News & Events
Film photography a disappearing art form for Ryerson professor

From the river-port town of Chalon-sur-SaƓne in the Burgundy region of France - coined the birthplace of photography - to the Kodak processing plants in North America, School of Image Arts Assistant Professor Robert Burley has made it his career mission to chronicle the end of the film photographic age. His project "The Disappearance of Darkness" documents the closing of photographic plants and the opening up of the fast-changing digital photo technology.
"There is something very sad about the inescapable passing of this magical technology. The images Bob Burley has so remarkably created in his work capture and communicate the poetic way film photography has existed all these years. The question that arises is whether digital technology will be able to do the same," said Dr. Daniel Doz, Dean of the Faculty of Communication and Design (FCAD).
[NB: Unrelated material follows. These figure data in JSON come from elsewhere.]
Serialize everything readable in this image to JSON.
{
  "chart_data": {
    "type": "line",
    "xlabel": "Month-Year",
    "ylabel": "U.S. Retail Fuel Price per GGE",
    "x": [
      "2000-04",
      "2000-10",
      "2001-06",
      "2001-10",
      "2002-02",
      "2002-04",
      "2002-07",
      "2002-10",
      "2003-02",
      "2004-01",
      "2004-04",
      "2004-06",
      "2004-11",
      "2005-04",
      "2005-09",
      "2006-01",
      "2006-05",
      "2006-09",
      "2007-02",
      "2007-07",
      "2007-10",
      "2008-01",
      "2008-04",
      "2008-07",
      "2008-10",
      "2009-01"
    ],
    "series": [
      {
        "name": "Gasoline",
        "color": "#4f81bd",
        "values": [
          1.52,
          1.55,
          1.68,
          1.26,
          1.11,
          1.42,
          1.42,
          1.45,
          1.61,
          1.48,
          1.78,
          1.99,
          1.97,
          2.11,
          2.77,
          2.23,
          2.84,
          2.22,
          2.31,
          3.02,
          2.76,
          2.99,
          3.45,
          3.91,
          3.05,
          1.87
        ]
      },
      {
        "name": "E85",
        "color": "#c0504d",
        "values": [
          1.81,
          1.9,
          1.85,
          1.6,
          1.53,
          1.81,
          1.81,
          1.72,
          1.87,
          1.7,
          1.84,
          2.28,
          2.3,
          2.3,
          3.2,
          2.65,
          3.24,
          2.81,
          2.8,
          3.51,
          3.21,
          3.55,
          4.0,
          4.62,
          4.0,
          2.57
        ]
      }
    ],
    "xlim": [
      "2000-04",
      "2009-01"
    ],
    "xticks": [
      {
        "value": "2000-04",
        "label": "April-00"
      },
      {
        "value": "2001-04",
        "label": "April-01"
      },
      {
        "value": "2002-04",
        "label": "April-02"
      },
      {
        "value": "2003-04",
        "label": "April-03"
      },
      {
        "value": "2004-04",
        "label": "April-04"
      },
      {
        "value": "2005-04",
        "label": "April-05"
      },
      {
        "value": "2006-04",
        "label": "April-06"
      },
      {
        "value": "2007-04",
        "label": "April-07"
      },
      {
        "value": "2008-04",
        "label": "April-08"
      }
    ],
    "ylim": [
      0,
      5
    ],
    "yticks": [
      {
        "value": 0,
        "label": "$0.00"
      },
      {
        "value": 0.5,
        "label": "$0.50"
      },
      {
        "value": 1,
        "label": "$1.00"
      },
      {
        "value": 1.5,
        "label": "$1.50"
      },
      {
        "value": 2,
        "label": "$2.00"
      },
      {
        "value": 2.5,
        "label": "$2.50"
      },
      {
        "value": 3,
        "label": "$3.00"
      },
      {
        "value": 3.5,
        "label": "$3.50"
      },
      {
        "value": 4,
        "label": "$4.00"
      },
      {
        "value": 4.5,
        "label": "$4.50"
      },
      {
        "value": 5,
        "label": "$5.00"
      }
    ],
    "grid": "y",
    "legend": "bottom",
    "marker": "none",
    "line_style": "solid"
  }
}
Prof. Burley presented his project at FCAD's SRC Seminar Series. With the various closings of Kodak manufacturing plants and the industry completely embracing digital imaging, Prof. Burley wanted to learn more about the plants and discover the stories behind them. He thinks of his project as "an investigation of changing technologies and how those changes will affect his creative practice."
"Bob Burley is a wonderful photographer and one of our most experienced photo faculty members. Like many of us, he began his career in the days of film-based, photochemical imaging, but he foresaw the impact of the digital revolution earlier than many. He realized that there was a very interesting story - and a correspondingly fascinating visual document - that could be written and produced about the end of one photographic era and the start of another," said Don Snyder, Chair of the School of Image Arts. "He has produced a unique visual record of industrial spaces and systems which no longer exist, and this record will grow in significance as photochemical imaging continues to disappear."
Prof. Burley's goal with this project was to create "an interpreted photographic record of a rapidly disappearing infrastructure dedicated to the production and use of photochemical materials." Over the past two years, Burley has been photographing factories that have manufactured photographic film and paper in Canada, the United States and Europe.
"Photography as I have known it is passing into history. For the last century photographic manufacturing has relied on an economy of scale that has been supported by mass markets including consumers, the media, the health sector, etc. As each of these markets shifts to digital imaging technologies, it becomes less viable for the traditional manufacturers to continue production," Prof. Burley said. "Unlike other artists' materials, it is very difficult to produce photographic products on a small scale. It's just too complex and expensive. The materials I have used throughout my career are not only falling out of mainstream use - they are disappearing and I can see a time in the future when they will no longer be available."
Prof. Burley is planning to end the project in summer 2008, with the intention of publishing his work in a book.